Structure the Conversation- While spontaneous conversations are a necessary component of any Humanities class, beginning a class or a discussion with the question “What do you think…?” can open up a can of worms or unnecessarily create a lot of anxiety for those who are not prepared or ready for a controversial topic that may trigger personal emotions. Teachers should consider some thoughtful rules of the road before starting what could be a risky conversation. Inspired by an exercise called “Courageous Conversation Compass,” I am much more purposeful in my preparation for controversial topics. I send to my students a detailed agenda of our class discussion that includes essential questions from readings assigned the night before. I am also more flexible and aware of students giving me nonverbal clues if they need to pause the conversation or take a break to respond to what they just heard. Finally, I provide a space at the end of class for students to reflect (in writing) on their experience.
Fact Check the Research – As jaded as students are in the age of the internet, it always amazes me how naïve most students (and adults) can be when confronted with a sea of misinformation online. (Here’s some resources from Stanford to combat that). The old teacher defense of “if they don’t have their arguments based on facts, I don’t allow it” is now obsolete as students in your classroom bring their own facts from social media and ideological websites to back up stances on issues that may cross the school’s (or your) red lines of appropriate discourse. In order to deal with this, it is more important than ever to walk students through a variety of legitimate research or news sites, from different ideological strands to allow students to be exposed to a variety of sources.
Connect it to your Curriculum – When in doubt, ask yourself: “What is the point of this discussion or debate?” Is it part of the District or AP curriculum? Or at least related? Are the students learning an important pedagogical skill? This does not mean every discussion needs to tie back to state or AP mandated guidelines, but reminding students of how the controversial topic ties back to the textbook or curriculum can be helpful in defusing whatever personal emotions might erupt around the topic while also teaching important vocabulary terms or concepts. In other words, reminding the class of why they are engaging in the Social Sciences in the first place.

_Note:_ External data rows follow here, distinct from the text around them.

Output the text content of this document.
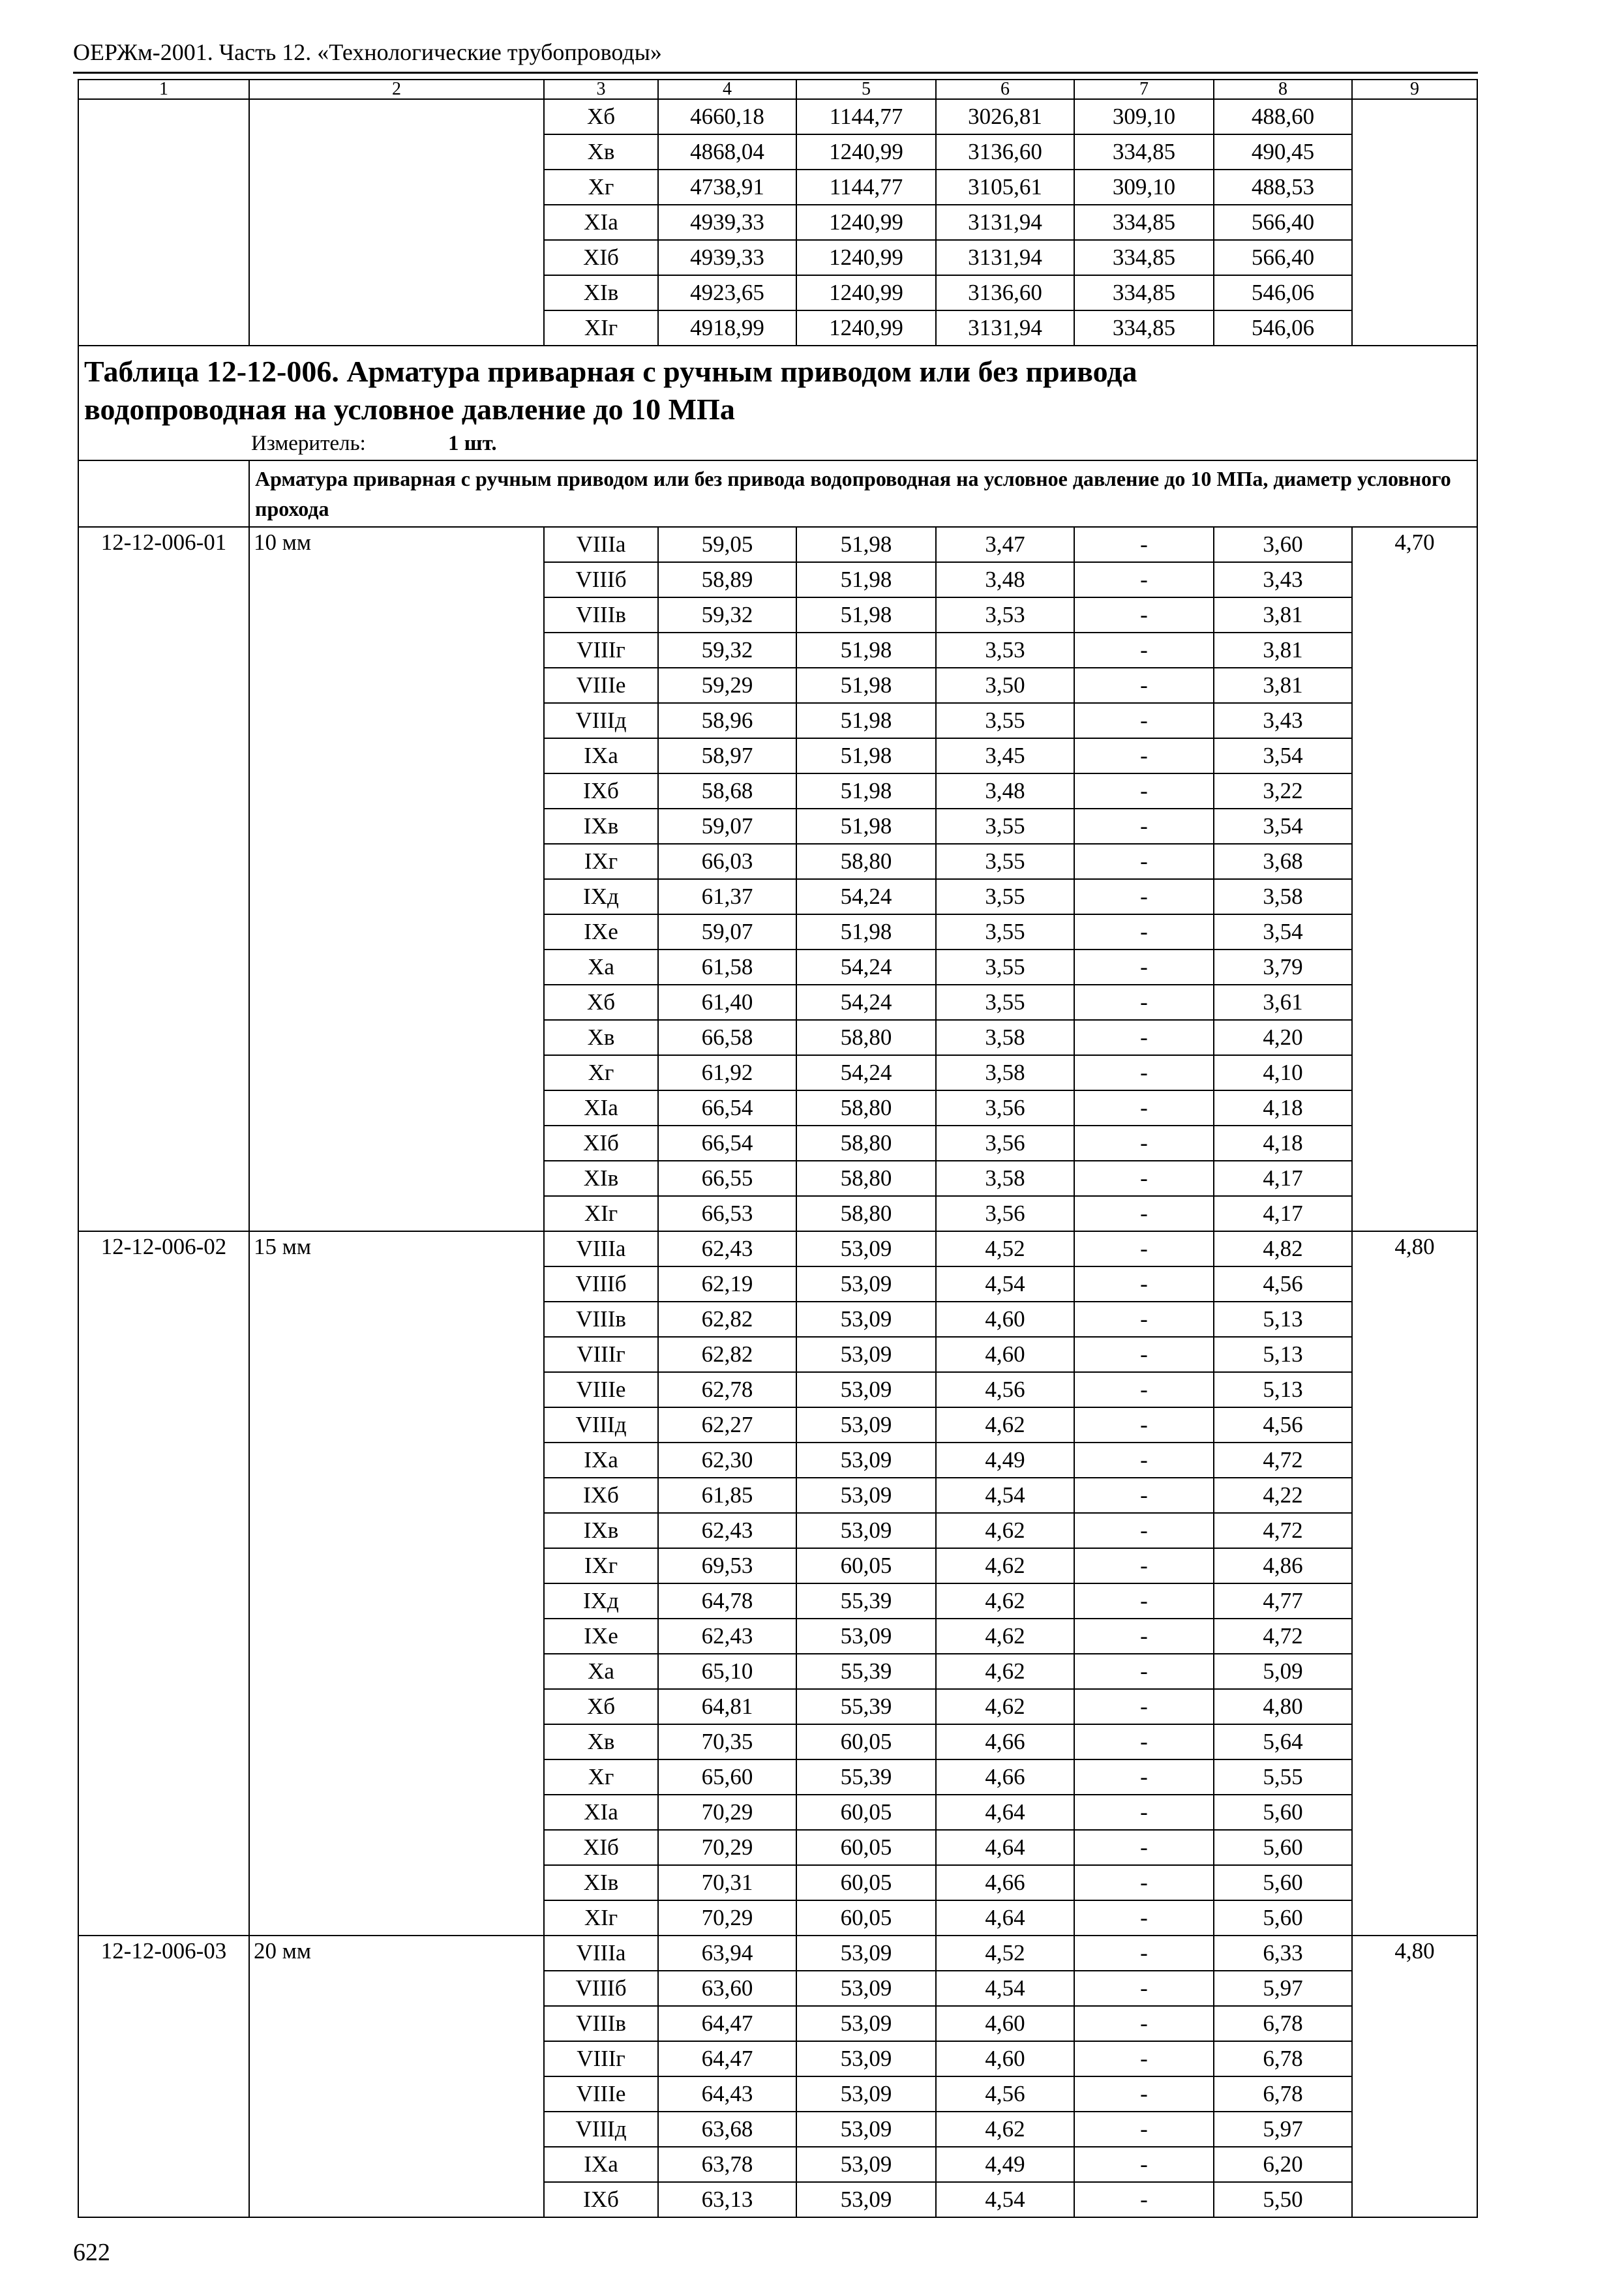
ОЕРЖм-2001. Часть 12. «Технологические трубопроводы»
1	2	3	4	5	6	7	8	9
		Xб	4660,18	1144,77	3026,81	309,10	488,60	
		Xв	4868,04	1240,99	3136,60	334,85	490,45	
		Xг	4738,91	1144,77	3105,61	309,10	488,53	
		XIа	4939,33	1240,99	3131,94	334,85	566,40	
		XIб	4939,33	1240,99	3131,94	334,85	566,40	
		XIв	4923,65	1240,99	3136,60	334,85	546,06	
		XIг	4918,99	1240,99	3131,94	334,85	546,06	

Таблица 12-12-006. Арматура приварная с ручным приводом или без привода
водопроводная на условное давление до 10 МПа
Измеритель: 1 шт.								

	Арматура приварная с ручным приводом или без привода водопроводная на условное давление до 10 МПа, диаметр условного прохода							
12-12-006-01	10 мм	VIIIа	59,05	51,98	3,47	-	3,60	4,70
		VIIIб	58,89	51,98	3,48	-	3,43	
		VIIIв	59,32	51,98	3,53	-	3,81	
		VIIIг	59,32	51,98	3,53	-	3,81	
		VIIIе	59,29	51,98	3,50	-	3,81	
		VIIIд	58,96	51,98	3,55	-	3,43	
		IXа	58,97	51,98	3,45	-	3,54	
		IXб	58,68	51,98	3,48	-	3,22	
		IXв	59,07	51,98	3,55	-	3,54	
		IXг	66,03	58,80	3,55	-	3,68	
		IXд	61,37	54,24	3,55	-	3,58	
		IXе	59,07	51,98	3,55	-	3,54	
		Xа	61,58	54,24	3,55	-	3,79	
		Xб	61,40	54,24	3,55	-	3,61	
		Xв	66,58	58,80	3,58	-	4,20	
		Xг	61,92	54,24	3,58	-	4,10	
		XIа	66,54	58,80	3,56	-	4,18	
		XIб	66,54	58,80	3,56	-	4,18	
		XIв	66,55	58,80	3,58	-	4,17	
		XIг	66,53	58,80	3,56	-	4,17	
12-12-006-02	15 мм	VIIIа	62,43	53,09	4,52	-	4,82	4,80
		VIIIб	62,19	53,09	4,54	-	4,56	
		VIIIв	62,82	53,09	4,60	-	5,13	
		VIIIг	62,82	53,09	4,60	-	5,13	
		VIIIе	62,78	53,09	4,56	-	5,13	
		VIIIд	62,27	53,09	4,62	-	4,56	
		IXа	62,30	53,09	4,49	-	4,72	
		IXб	61,85	53,09	4,54	-	4,22	
		IXв	62,43	53,09	4,62	-	4,72	
		IXг	69,53	60,05	4,62	-	4,86	
		IXд	64,78	55,39	4,62	-	4,77	
		IXе	62,43	53,09	4,62	-	4,72	
		Xа	65,10	55,39	4,62	-	5,09	
		Xб	64,81	55,39	4,62	-	4,80	
		Xв	70,35	60,05	4,66	-	5,64	
		Xг	65,60	55,39	4,66	-	5,55	
		XIа	70,29	60,05	4,64	-	5,60	
		XIб	70,29	60,05	4,64	-	5,60	
		XIв	70,31	60,05	4,66	-	5,60	
		XIг	70,29	60,05	4,64	-	5,60	
12-12-006-03	20 мм	VIIIа	63,94	53,09	4,52	-	6,33	4,80
		VIIIб	63,60	53,09	4,54	-	5,97	
		VIIIв	64,47	53,09	4,60	-	6,78	
		VIIIг	64,47	53,09	4,60	-	6,78	
		VIIIе	64,43	53,09	4,56	-	6,78	
		VIIIд	63,68	53,09	4,62	-	5,97	
		IXа	63,78	53,09	4,49	-	6,20	
		IXб	63,13	53,09	4,54	-	5,50	
622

There is no question that the combination of school closures due to the pandemic and the social unrest and activism since May of 2020 has caused me to reevaluate my role as an AP Government teacher. Nothing gives me more satisfaction than to spar with my students intellectually and engage them with the issues and policies that surround us. Yet as our politics have become more emotionally charged and complex, my conversations with students who are at times living with the consequences of some of the policies discussed in class reminds me that having thoughtful conversations must be a holistic endeavor that considers “the whole child”-paying attention to their emotional and social wellbeing as well as teaching them skills or content. Not an easy task. But definitely worth it.